A gauge of activity across the country's manufacturing sector expanded for the fourth straight month. The IHS Markit India Manufacturing Purchasing Managers' Index stood at 55.9 in October against 53.7 in September and 52.3 in August.

Job Losses Continue

Meanwhile, manufacturing jobs continued to fall even after producers recorded the strongest improvement in overall operating conditions since February. Overall, new orders went up at the fastest pace in seven months, while factory output also went up at the fastest pace since March.

The PMI had hit a slowdown bump in its path towards growth back in July when the index had gone down below the critical 50.0 mark for the first time in nearly a year.

After starting 2021 on a stronger footing than it ended in 2020, the manufacturing sector has continued to see-saw between rising and suddenly losing growth momentum. The PMI, as a result, has been volatile throughout 2021. The recent rise also offers hope as output, new orders, exports, a number of purchases and input stocks all strengthened.

While strong growth in sales and production were noted in each of the three broad areas of the manufacturing sector, intermediate goods witnessed the sharpest expansion, reported Bloomberg.

Additionally, Indian companies observed a notable increase in international demand for their goods. New export work rose to the quickest in three months, according to the survey.

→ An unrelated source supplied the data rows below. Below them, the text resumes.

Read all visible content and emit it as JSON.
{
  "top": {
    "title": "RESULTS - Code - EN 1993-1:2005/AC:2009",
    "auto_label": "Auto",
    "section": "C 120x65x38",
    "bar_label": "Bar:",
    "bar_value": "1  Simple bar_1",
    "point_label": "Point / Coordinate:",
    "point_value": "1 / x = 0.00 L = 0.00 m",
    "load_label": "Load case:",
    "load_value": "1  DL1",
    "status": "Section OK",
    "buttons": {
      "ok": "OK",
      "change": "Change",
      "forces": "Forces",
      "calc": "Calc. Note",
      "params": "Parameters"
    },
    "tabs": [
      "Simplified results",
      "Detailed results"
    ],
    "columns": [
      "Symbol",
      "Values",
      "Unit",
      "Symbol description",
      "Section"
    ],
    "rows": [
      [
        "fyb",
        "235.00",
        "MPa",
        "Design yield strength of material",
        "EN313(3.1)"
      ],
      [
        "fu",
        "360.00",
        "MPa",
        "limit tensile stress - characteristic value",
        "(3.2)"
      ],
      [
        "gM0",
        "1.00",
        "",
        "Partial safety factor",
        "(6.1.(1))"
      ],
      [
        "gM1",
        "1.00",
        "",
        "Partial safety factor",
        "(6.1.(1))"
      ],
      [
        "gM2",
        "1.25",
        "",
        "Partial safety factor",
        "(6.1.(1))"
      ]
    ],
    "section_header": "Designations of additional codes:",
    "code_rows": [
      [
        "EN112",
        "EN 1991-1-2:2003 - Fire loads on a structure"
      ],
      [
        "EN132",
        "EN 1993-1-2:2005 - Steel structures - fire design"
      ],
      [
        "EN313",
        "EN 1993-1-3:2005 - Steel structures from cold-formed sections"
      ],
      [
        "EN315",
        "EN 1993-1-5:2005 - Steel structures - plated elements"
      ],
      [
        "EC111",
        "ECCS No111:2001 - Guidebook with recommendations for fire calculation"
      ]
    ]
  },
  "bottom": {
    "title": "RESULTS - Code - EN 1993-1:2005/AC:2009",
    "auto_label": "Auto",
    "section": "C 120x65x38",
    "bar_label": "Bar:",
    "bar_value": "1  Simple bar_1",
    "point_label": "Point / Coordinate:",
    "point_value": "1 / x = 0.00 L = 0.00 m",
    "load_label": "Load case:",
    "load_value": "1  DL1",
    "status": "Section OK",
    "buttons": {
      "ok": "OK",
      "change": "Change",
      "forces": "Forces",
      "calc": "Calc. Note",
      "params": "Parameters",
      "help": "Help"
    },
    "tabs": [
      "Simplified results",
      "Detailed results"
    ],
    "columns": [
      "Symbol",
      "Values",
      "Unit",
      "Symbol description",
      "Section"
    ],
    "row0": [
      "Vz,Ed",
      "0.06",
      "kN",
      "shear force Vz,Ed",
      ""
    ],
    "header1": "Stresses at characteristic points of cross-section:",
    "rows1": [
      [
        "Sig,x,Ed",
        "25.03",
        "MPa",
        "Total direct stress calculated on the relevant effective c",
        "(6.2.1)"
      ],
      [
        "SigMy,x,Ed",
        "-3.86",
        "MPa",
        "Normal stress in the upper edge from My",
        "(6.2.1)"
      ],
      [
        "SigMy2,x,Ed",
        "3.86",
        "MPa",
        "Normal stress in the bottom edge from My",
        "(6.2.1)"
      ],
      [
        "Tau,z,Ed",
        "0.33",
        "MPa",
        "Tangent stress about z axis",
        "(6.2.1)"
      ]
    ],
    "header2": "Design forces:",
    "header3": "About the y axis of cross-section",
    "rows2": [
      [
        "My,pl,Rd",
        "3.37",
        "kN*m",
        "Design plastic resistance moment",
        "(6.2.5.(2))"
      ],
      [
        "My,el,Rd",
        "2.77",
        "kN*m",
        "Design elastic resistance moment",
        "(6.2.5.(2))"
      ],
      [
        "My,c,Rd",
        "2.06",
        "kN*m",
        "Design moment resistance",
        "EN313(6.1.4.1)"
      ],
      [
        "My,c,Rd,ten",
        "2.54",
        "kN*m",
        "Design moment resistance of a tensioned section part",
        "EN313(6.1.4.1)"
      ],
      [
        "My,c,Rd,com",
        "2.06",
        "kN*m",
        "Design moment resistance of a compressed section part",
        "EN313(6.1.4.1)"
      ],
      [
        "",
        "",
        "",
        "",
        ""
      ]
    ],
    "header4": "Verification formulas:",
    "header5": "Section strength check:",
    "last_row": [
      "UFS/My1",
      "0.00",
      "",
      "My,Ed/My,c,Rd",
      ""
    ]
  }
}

Furthermore, input purchases also went up at the fastest pace since April as producers geared up to cope with the surfeit of new orders. But the cost of inputs started to pinch, with the overall inflation for them surging to a 92-month high.

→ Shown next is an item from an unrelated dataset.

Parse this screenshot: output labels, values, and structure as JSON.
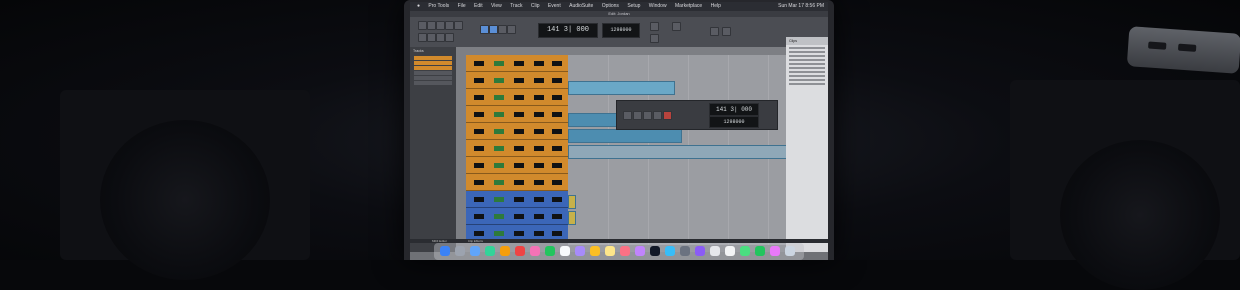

"With companies gearing up for further improvements in demand by building up their stocks, it looks like manufacturing activity will continue to expand throughout the third quarter of the fiscal year 2021/22 should the pandemic remain under control. Upbeat business confidence and projects in the pipeline should also support production in the coming months," Pollyanna De Lima, Economics Associate Director at IHS Markit and author of the report, said.